Calculating the cost of cancer
Our research has revealed the cost of cancer to the Australian health system to be over $6 billion in 2013, providing important data for planning future healthcare funding. The largest costs are associated with bowel cancer ($1.1 billion), breast cancer ($0.8 billion), lung cancer ($0.6 billion) and prostate cancer ($0.5 billion).
Studying bowel cancer trends
Our researchers and collaborators have found that the incidence of bowel cancer in Australia increased in Australians under the age of 50. Further research by the team showed that, based on current evidence, screening people aged 50-74 is still the best public health approach to reduce the impact of bowel cancer.
Highlighting the impact of prostate cancer
Our researchers have studied the rates of suicide among prostate cancer survivors over a period of ten years. By comparing the number of suicides observed for prostate cancer survivors with the expected number of suicides for the NSW male population, they found men who had prostate cancer were at a 70% increased risk of suicide.
Eliminating cervical cancer
Recognising the enormous potential to reduce and prevent suffering from cervical cancer, the World Health Organization has called for coordinated action to eliminate cervical cancer as a public health issue globally. Our researchers have shown that if HPV vaccination and screening coverage are maintained at their current rates, cervical cancer is likely to be eliminated as a public health issue in Australia by 2035. Our research team has been working with international research organisations to provide crucial evidence to support prevention strategies around the world. In a study published in early 2019, they found that if HPV vaccination and HPV-based screening are scaled up rapidly in developing countries, up to 13.4 million cervical cancer cases could potentially be prevented worldwide by 2069.
Highlights from our funded researchers
Preventing relapse from acute myeloid leukaemia
A team at the Children’s Cancer Institute has discovered a novel pathway that could be exploited to block the growth of acute myeloid leukaemia cells. The team developed a new treatment approach that targets this pathway which has shown promising signs of having anti-cancer powers.
Finding vital treatments for multiple myeloma
A team of researchers at The University of Sydney has developed myeloma-specific immune cells designed specifically to recognise and destroy myeloma cells. In the lab, the team created a series of these genetically reprogrammed immune cells and in testing the cells have shown significant anti-myeloma capabilities.

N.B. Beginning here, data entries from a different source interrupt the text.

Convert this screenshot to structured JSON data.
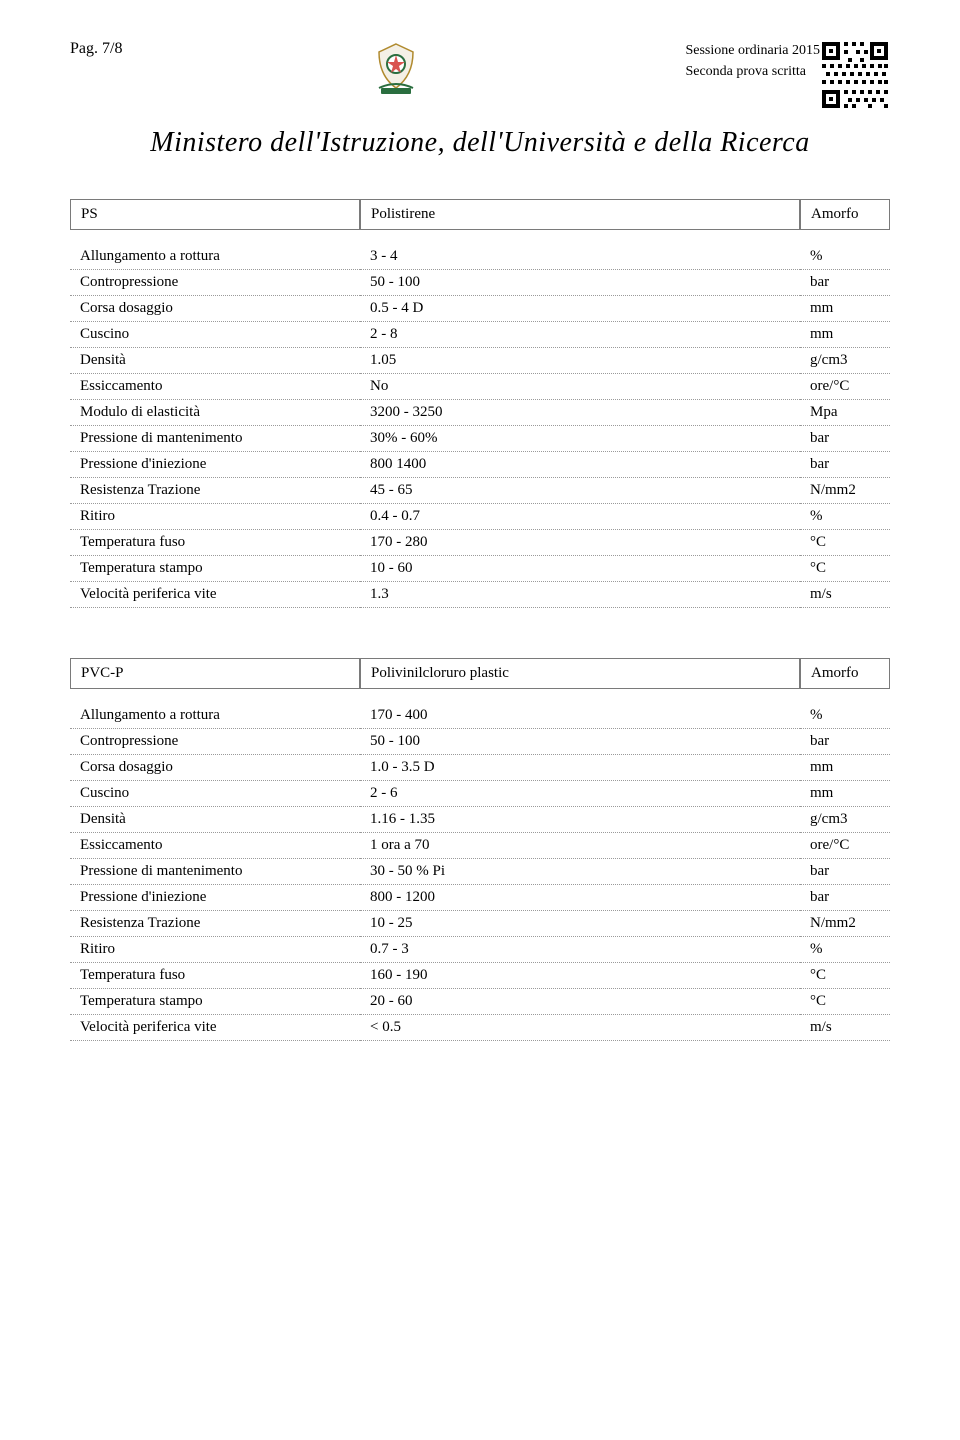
{
  "header": {
    "page": "Pag. 7/8",
    "session": "Sessione ordinaria 2015",
    "exam": "Seconda prova scritta"
  },
  "ministry": "Ministero dell'Istruzione, dell'Università e della Ricerca",
  "tables": [
    {
      "code": "PS",
      "desc": "Polistirene",
      "state": "Amorfo",
      "rows": [
        {
          "label": "Allungamento a rottura",
          "value": "3 - 4",
          "unit": "%"
        },
        {
          "label": "Contropressione",
          "value": "50 - 100",
          "unit": "bar"
        },
        {
          "label": "Corsa dosaggio",
          "value": "0.5 - 4 D",
          "unit": "mm"
        },
        {
          "label": "Cuscino",
          "value": "2 - 8",
          "unit": "mm"
        },
        {
          "label": "Densità",
          "value": "1.05",
          "unit": "g/cm3"
        },
        {
          "label": "Essiccamento",
          "value": "No",
          "unit": "ore/°C"
        },
        {
          "label": "Modulo di elasticità",
          "value": "3200 - 3250",
          "unit": "Mpa"
        },
        {
          "label": "Pressione di mantenimento",
          "value": "30% - 60%",
          "unit": "bar"
        },
        {
          "label": "Pressione d'iniezione",
          "value": "800 1400",
          "unit": "bar"
        },
        {
          "label": "Resistenza Trazione",
          "value": "45 - 65",
          "unit": "N/mm2"
        },
        {
          "label": "Ritiro",
          "value": "0.4 - 0.7",
          "unit": "%"
        },
        {
          "label": "Temperatura fuso",
          "value": "170 - 280",
          "unit": "°C"
        },
        {
          "label": "Temperatura stampo",
          "value": "10 - 60",
          "unit": "°C"
        },
        {
          "label": "Velocità periferica vite",
          "value": "1.3",
          "unit": "m/s"
        }
      ]
    },
    {
      "code": "PVC-P",
      "desc": "Polivinilcloruro plastic",
      "state": "Amorfo",
      "rows": [
        {
          "label": "Allungamento a rottura",
          "value": "170 - 400",
          "unit": "%"
        },
        {
          "label": "Contropressione",
          "value": "50 - 100",
          "unit": "bar"
        },
        {
          "label": "Corsa dosaggio",
          "value": "1.0 - 3.5 D",
          "unit": "mm"
        },
        {
          "label": "Cuscino",
          "value": "2 - 6",
          "unit": "mm"
        },
        {
          "label": "Densità",
          "value": "1.16 - 1.35",
          "unit": "g/cm3"
        },
        {
          "label": "Essiccamento",
          "value": "1 ora a 70",
          "unit": "ore/°C"
        },
        {
          "label": "Pressione di mantenimento",
          "value": "30 - 50 % Pi",
          "unit": "bar"
        },
        {
          "label": "Pressione d'iniezione",
          "value": "800 - 1200",
          "unit": "bar"
        },
        {
          "label": "Resistenza Trazione",
          "value": "10 - 25",
          "unit": "N/mm2"
        },
        {
          "label": "Ritiro",
          "value": "0.7 - 3",
          "unit": "%"
        },
        {
          "label": "Temperatura fuso",
          "value": "160 - 190",
          "unit": "°C"
        },
        {
          "label": "Temperatura stampo",
          "value": "20 - 60",
          "unit": "°C"
        },
        {
          "label": "Velocità periferica vite",
          "value": "< 0.5",
          "unit": "m/s"
        }
      ]
    }
  ]
}
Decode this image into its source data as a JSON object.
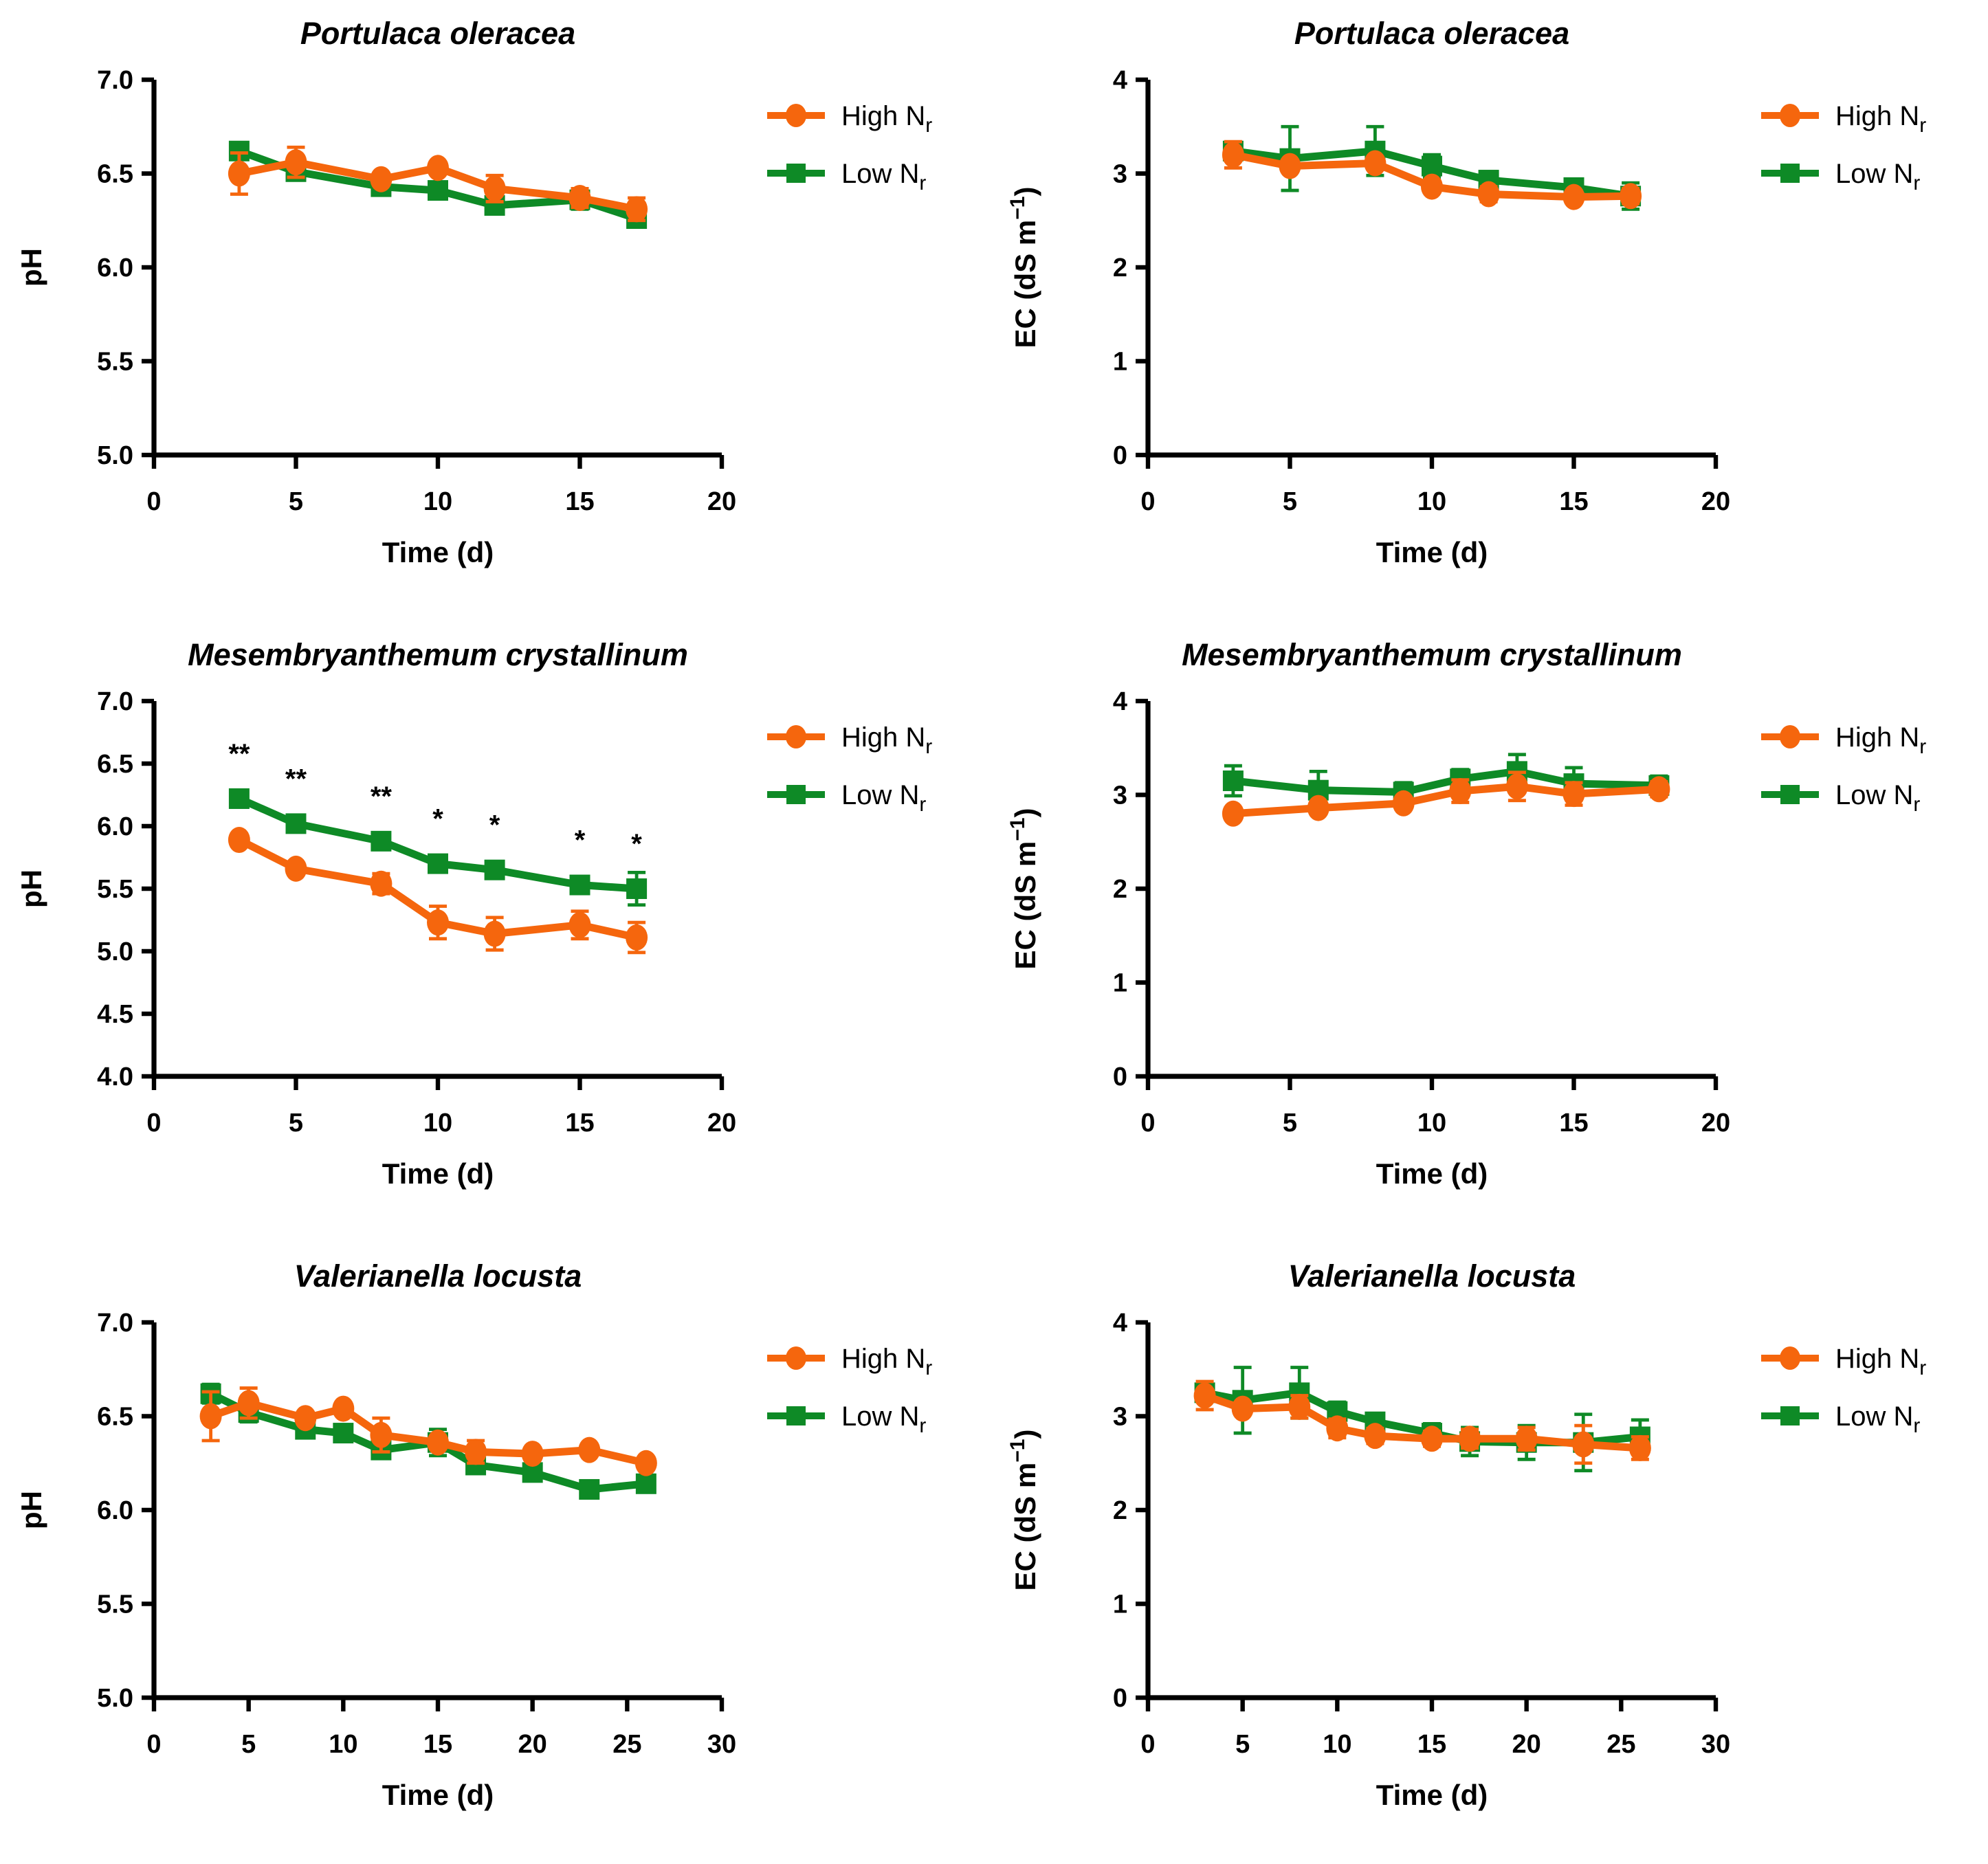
{
  "colors": {
    "high_nr": "#F5660D",
    "low_nr": "#0E8A26",
    "axis": "#000000",
    "background": "#FFFFFF"
  },
  "legend": {
    "items": [
      {
        "series": "high",
        "label_main": "High N",
        "label_sub": "r",
        "marker": "circle",
        "color": "#F5660D"
      },
      {
        "series": "low",
        "label_main": "Low N",
        "label_sub": "r",
        "marker": "square",
        "color": "#0E8A26"
      }
    ]
  },
  "chart_data": [
    {
      "id": "ph-portulaca",
      "type": "line",
      "title": "Portulaca oleracea",
      "xlabel": "Time (d)",
      "ylabel_parts": [
        {
          "t": "pH"
        }
      ],
      "xlim": [
        0,
        20
      ],
      "xticks": [
        0,
        5,
        10,
        15,
        20
      ],
      "ylim": [
        5,
        7
      ],
      "yticks": [
        5,
        5.5,
        6,
        6.5,
        7
      ],
      "ytick_decimals": 1,
      "grid": false,
      "legend_position": "right-top",
      "x": [
        3,
        5,
        8,
        10,
        12,
        15,
        17
      ],
      "series": [
        {
          "name": "High Nr",
          "key": "high",
          "marker": "circle",
          "color": "#F5660D",
          "values": [
            6.5,
            6.56,
            6.47,
            6.53,
            6.42,
            6.37,
            6.31
          ],
          "errors": [
            0.11,
            0.08,
            0.03,
            0.03,
            0.07,
            0.05,
            0.06
          ]
        },
        {
          "name": "Low Nr",
          "key": "low",
          "marker": "square",
          "color": "#0E8A26",
          "values": [
            6.62,
            6.51,
            6.43,
            6.41,
            6.33,
            6.36,
            6.26
          ],
          "errors": [
            0.04,
            0.03,
            0.03,
            0.03,
            0.04,
            0.05,
            0.04
          ]
        }
      ]
    },
    {
      "id": "ec-portulaca",
      "type": "line",
      "title": "Portulaca oleracea",
      "xlabel": "Time (d)",
      "ylabel_parts": [
        {
          "t": "EC (dS m"
        },
        {
          "t": "−1",
          "sup": true
        },
        {
          "t": ")"
        }
      ],
      "xlim": [
        0,
        20
      ],
      "xticks": [
        0,
        5,
        10,
        15,
        20
      ],
      "ylim": [
        0,
        4
      ],
      "yticks": [
        0,
        1,
        2,
        3,
        4
      ],
      "ytick_decimals": 0,
      "grid": false,
      "legend_position": "right-top",
      "x": [
        3,
        5,
        8,
        10,
        12,
        15,
        17
      ],
      "series": [
        {
          "name": "High Nr",
          "key": "high",
          "marker": "circle",
          "color": "#F5660D",
          "values": [
            3.2,
            3.08,
            3.11,
            2.86,
            2.78,
            2.75,
            2.76
          ],
          "errors": [
            0.14,
            0.05,
            0.06,
            0.06,
            0.08,
            0.04,
            0.08
          ]
        },
        {
          "name": "Low Nr",
          "key": "low",
          "marker": "square",
          "color": "#0E8A26",
          "values": [
            3.24,
            3.16,
            3.24,
            3.08,
            2.93,
            2.85,
            2.76
          ],
          "errors": [
            0.06,
            0.34,
            0.26,
            0.12,
            0.09,
            0.06,
            0.14
          ]
        }
      ]
    },
    {
      "id": "ph-mesembryanthemum",
      "type": "line",
      "title": "Mesembryanthemum crystallinum",
      "xlabel": "Time (d)",
      "ylabel_parts": [
        {
          "t": "pH"
        }
      ],
      "xlim": [
        0,
        20
      ],
      "xticks": [
        0,
        5,
        10,
        15,
        20
      ],
      "ylim": [
        4,
        7
      ],
      "yticks": [
        4,
        4.5,
        5,
        5.5,
        6,
        6.5,
        7
      ],
      "ytick_decimals": 1,
      "grid": false,
      "legend_position": "right-top",
      "x": [
        3,
        5,
        8,
        10,
        12,
        15,
        17
      ],
      "sig_labels": [
        "**",
        "**",
        "**",
        "*",
        "*",
        "*",
        "*"
      ],
      "sig_series": "low",
      "series": [
        {
          "name": "High Nr",
          "key": "high",
          "marker": "circle",
          "color": "#F5660D",
          "values": [
            5.89,
            5.66,
            5.54,
            5.23,
            5.14,
            5.21,
            5.11
          ],
          "errors": [
            0.05,
            0.04,
            0.08,
            0.13,
            0.13,
            0.11,
            0.12
          ]
        },
        {
          "name": "Low Nr",
          "key": "low",
          "marker": "square",
          "color": "#0E8A26",
          "values": [
            6.22,
            6.02,
            5.88,
            5.7,
            5.65,
            5.53,
            5.5
          ],
          "errors": [
            0.04,
            0.06,
            0.04,
            0.04,
            0.04,
            0.06,
            0.13
          ]
        }
      ]
    },
    {
      "id": "ec-mesembryanthemum",
      "type": "line",
      "title": "Mesembryanthemum crystallinum",
      "xlabel": "Time (d)",
      "ylabel_parts": [
        {
          "t": "EC (dS m"
        },
        {
          "t": "−1",
          "sup": true
        },
        {
          "t": ")"
        }
      ],
      "xlim": [
        0,
        20
      ],
      "xticks": [
        0,
        5,
        10,
        15,
        20
      ],
      "ylim": [
        0,
        4
      ],
      "yticks": [
        0,
        1,
        2,
        3,
        4
      ],
      "ytick_decimals": 0,
      "grid": false,
      "legend_position": "right-top",
      "x": [
        3,
        6,
        9,
        11,
        13,
        15,
        18
      ],
      "series": [
        {
          "name": "High Nr",
          "key": "high",
          "marker": "circle",
          "color": "#F5660D",
          "values": [
            2.8,
            2.86,
            2.91,
            3.04,
            3.09,
            3.01,
            3.06
          ],
          "errors": [
            0.03,
            0.03,
            0.04,
            0.12,
            0.15,
            0.12,
            0.08
          ]
        },
        {
          "name": "Low Nr",
          "key": "low",
          "marker": "square",
          "color": "#0E8A26",
          "values": [
            3.15,
            3.05,
            3.03,
            3.17,
            3.25,
            3.12,
            3.1
          ],
          "errors": [
            0.16,
            0.2,
            0.1,
            0.1,
            0.18,
            0.17,
            0.1
          ]
        }
      ]
    },
    {
      "id": "ph-valerianella",
      "type": "line",
      "title": "Valerianella locusta",
      "xlabel": "Time (d)",
      "ylabel_parts": [
        {
          "t": "pH"
        }
      ],
      "xlim": [
        0,
        30
      ],
      "xticks": [
        0,
        5,
        10,
        15,
        20,
        25,
        30
      ],
      "ylim": [
        5,
        7
      ],
      "yticks": [
        5,
        5.5,
        6,
        6.5,
        7
      ],
      "ytick_decimals": 1,
      "grid": false,
      "legend_position": "right-top",
      "x": [
        3,
        5,
        8,
        10,
        12,
        15,
        17,
        20,
        23,
        26
      ],
      "series": [
        {
          "name": "High Nr",
          "key": "high",
          "marker": "circle",
          "color": "#F5660D",
          "values": [
            6.5,
            6.57,
            6.49,
            6.54,
            6.4,
            6.36,
            6.31,
            6.3,
            6.32,
            6.25
          ],
          "errors": [
            0.13,
            0.08,
            0.03,
            0.03,
            0.09,
            0.03,
            0.06,
            0.03,
            0.03,
            0.03
          ]
        },
        {
          "name": "Low Nr",
          "key": "low",
          "marker": "square",
          "color": "#0E8A26",
          "values": [
            6.62,
            6.52,
            6.43,
            6.41,
            6.32,
            6.36,
            6.24,
            6.2,
            6.11,
            6.14
          ],
          "errors": [
            0.05,
            0.05,
            0.03,
            0.03,
            0.03,
            0.07,
            0.03,
            0.03,
            0.03,
            0.03
          ]
        }
      ]
    },
    {
      "id": "ec-valerianella",
      "type": "line",
      "title": "Valerianella locusta",
      "xlabel": "Time (d)",
      "ylabel_parts": [
        {
          "t": "EC (dS m"
        },
        {
          "t": "−1",
          "sup": true
        },
        {
          "t": ")"
        }
      ],
      "xlim": [
        0,
        30
      ],
      "xticks": [
        0,
        5,
        10,
        15,
        20,
        25,
        30
      ],
      "ylim": [
        0,
        4
      ],
      "yticks": [
        0,
        1,
        2,
        3,
        4
      ],
      "ytick_decimals": 0,
      "grid": false,
      "legend_position": "right-top",
      "x": [
        3,
        5,
        8,
        10,
        12,
        15,
        17,
        20,
        23,
        26
      ],
      "series": [
        {
          "name": "High Nr",
          "key": "high",
          "marker": "circle",
          "color": "#F5660D",
          "values": [
            3.22,
            3.08,
            3.1,
            2.87,
            2.79,
            2.76,
            2.76,
            2.76,
            2.7,
            2.66
          ],
          "errors": [
            0.15,
            0.06,
            0.12,
            0.1,
            0.08,
            0.08,
            0.1,
            0.12,
            0.2,
            0.12
          ]
        },
        {
          "name": "Low Nr",
          "key": "low",
          "marker": "square",
          "color": "#0E8A26",
          "values": [
            3.25,
            3.17,
            3.25,
            3.05,
            2.94,
            2.82,
            2.73,
            2.72,
            2.72,
            2.78
          ],
          "errors": [
            0.08,
            0.35,
            0.27,
            0.1,
            0.08,
            0.1,
            0.15,
            0.18,
            0.3,
            0.18
          ]
        }
      ]
    }
  ]
}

Using nanomedicine to target pancreatic cancer
UNSW Sydney researchers have developed a promising new treatment for aggressive pancreatic cancer by combining existing chemotherapy drugs with a cutting-edge nanomedicine-gene therapy (tiny drug delivery vehicles) designed to target the pancreatic stellate cells that help tumours grow and spread.
Targeting the cancer survival process
Researchers at the Children’s Medical Research Institute have been studying the way some of the most aggressive cancers cheat cell death – a process called ‘alternative lengthening of telomeres’ or ALT. The team has identified a protein that is essential to the ALT process. By disrupting the function of this protein, they found they could put the cancer under so much stress that it stopped proliferating.
Preventing cancer in people with immune deficiencies
Researchers at the Garvan Institute of Medical Research have been investigating the possibility of boosting the immune system of people with X-linked lymphoproliferative disease to build their defenses against the Epstein-Barr virus and prevent the development of cancer.